最近ではオランザピン錠+メーカー名の名前のジェネリック医薬品での処方が増えてきました。
ジプレキサ(オランザピン)を服用される方から一番多い相談は
「薬を飲み始めて体重が増えた」
「食事の量は変わらないのに太った」
です。
なぜジプレキサ(オランザピン)で体重増加が起こるのか、体重増加が起こる理由・メカニズムについてまとめてみました。
体重増加の副作用の頻度
疾患によって体重増加の頻度が変わってきます。販売元の製薬メーカーであるイーライリリー社が行った調査では下記の通りになっています。
統合失調症の治療中の体重増加の発現率
7.71%
双極性障害における躁状態治療中の体重増加の発現率
14.0%
双極性障害におけるうつ症状治療中の体重増加の発現率
26.4%
体重増加が起こる理由・作用機序
ジプレキサ(オランザピン)は脳内の様々な神経伝達物質の受容体に作用して、そのバランスを整えます。
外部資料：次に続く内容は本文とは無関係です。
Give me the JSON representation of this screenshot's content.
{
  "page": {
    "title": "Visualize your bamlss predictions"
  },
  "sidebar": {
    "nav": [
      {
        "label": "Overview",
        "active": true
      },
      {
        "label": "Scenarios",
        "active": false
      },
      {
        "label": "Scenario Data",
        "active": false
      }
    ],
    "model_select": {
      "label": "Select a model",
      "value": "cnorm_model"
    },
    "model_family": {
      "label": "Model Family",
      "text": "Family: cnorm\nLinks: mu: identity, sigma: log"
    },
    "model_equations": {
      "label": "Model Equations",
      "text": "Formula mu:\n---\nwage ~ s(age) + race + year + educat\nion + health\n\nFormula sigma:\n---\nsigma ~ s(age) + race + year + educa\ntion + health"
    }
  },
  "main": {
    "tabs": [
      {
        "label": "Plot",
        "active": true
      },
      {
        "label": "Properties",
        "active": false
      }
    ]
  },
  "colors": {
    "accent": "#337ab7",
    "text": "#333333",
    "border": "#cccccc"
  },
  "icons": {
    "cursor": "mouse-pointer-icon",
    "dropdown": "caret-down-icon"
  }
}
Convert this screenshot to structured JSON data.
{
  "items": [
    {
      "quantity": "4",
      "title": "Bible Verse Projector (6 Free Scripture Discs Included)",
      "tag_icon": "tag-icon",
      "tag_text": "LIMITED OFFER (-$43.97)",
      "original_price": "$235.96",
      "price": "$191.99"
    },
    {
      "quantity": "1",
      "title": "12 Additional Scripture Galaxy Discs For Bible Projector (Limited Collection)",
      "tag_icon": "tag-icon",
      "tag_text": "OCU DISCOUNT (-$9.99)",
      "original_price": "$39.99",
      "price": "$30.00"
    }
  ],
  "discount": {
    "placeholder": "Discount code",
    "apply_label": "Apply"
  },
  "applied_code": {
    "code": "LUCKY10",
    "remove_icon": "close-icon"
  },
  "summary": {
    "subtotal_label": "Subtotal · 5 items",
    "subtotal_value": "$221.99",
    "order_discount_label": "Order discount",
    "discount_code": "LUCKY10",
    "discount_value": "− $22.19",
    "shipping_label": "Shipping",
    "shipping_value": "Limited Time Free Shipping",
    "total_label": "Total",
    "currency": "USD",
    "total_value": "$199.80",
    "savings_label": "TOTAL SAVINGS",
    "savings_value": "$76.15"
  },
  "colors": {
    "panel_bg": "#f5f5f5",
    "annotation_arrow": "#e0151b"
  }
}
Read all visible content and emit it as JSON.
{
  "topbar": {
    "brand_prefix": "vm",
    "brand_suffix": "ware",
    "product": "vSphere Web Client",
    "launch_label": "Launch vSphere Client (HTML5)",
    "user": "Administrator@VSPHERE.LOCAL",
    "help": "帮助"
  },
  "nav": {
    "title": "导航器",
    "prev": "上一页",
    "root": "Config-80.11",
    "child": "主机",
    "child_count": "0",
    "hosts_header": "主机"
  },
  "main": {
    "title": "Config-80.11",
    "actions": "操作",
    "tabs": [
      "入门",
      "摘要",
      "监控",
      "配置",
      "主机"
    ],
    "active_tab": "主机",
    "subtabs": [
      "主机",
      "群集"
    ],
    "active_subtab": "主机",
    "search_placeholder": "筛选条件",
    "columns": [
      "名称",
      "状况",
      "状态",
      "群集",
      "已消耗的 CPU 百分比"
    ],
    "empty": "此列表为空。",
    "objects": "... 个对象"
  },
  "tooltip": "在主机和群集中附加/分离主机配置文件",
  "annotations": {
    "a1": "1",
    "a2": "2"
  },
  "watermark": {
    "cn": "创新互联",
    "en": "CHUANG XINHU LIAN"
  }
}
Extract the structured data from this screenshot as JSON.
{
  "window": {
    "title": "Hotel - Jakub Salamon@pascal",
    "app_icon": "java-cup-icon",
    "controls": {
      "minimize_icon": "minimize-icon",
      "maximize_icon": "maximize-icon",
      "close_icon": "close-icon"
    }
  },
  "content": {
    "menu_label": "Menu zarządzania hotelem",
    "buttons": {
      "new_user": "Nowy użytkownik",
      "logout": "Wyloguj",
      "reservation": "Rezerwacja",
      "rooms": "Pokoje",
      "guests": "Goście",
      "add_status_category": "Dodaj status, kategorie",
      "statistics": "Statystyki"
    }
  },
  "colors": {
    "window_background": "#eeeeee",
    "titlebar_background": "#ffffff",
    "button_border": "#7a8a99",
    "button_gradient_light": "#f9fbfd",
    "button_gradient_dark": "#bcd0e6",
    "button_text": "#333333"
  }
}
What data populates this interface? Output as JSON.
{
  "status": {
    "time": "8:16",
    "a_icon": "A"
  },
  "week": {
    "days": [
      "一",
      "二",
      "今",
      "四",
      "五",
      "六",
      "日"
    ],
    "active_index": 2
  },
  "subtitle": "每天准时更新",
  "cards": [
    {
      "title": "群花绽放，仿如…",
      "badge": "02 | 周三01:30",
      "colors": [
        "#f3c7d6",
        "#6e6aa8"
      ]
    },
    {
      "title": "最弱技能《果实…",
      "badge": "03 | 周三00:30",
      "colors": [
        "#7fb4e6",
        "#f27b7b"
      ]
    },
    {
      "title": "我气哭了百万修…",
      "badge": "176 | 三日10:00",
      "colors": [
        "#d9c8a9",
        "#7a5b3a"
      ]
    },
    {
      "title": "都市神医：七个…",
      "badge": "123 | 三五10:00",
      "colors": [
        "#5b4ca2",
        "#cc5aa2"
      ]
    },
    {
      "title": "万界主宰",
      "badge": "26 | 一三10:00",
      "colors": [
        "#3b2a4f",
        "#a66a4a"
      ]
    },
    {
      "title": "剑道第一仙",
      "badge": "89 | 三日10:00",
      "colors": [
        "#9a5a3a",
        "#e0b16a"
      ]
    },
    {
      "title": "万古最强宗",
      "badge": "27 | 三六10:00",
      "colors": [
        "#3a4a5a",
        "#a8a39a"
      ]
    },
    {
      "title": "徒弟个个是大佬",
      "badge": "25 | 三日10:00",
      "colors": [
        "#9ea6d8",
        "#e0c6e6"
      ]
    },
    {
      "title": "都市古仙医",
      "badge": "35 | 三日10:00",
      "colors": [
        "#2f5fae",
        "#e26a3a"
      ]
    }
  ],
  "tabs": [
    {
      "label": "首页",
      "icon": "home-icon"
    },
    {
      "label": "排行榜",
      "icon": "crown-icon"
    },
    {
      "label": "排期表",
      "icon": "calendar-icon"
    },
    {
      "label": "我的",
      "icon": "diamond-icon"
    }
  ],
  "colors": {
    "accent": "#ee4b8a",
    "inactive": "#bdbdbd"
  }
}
その中でヒスタミン受容体(H1)を遮断したり、セロトニン5HT2c受容体を遮断する作用があるのですが、H1受容体や5HT2c受容体を遮断することで、食欲が亢進したり、脂肪組織そのものを増大させるグレリンという物質が分泌されてしまいます。
そのため「食事の量が変わらないのに体重が増えた」といった現象が出てきてしまいます。
体重増加の予防・対策
ジプレキサの体重増加は食欲が亢進すること、脂肪組織そのものが増大することが原因です。
食欲の亢進に関しては脂肪分の多いものを極力避けることで体重増加を最小限に抑えることが可能です。
しかし、どうしても体重増加が気になる場合は、体重増加の起こしにくいエビリファイといったお薬に変更されるケースもあります。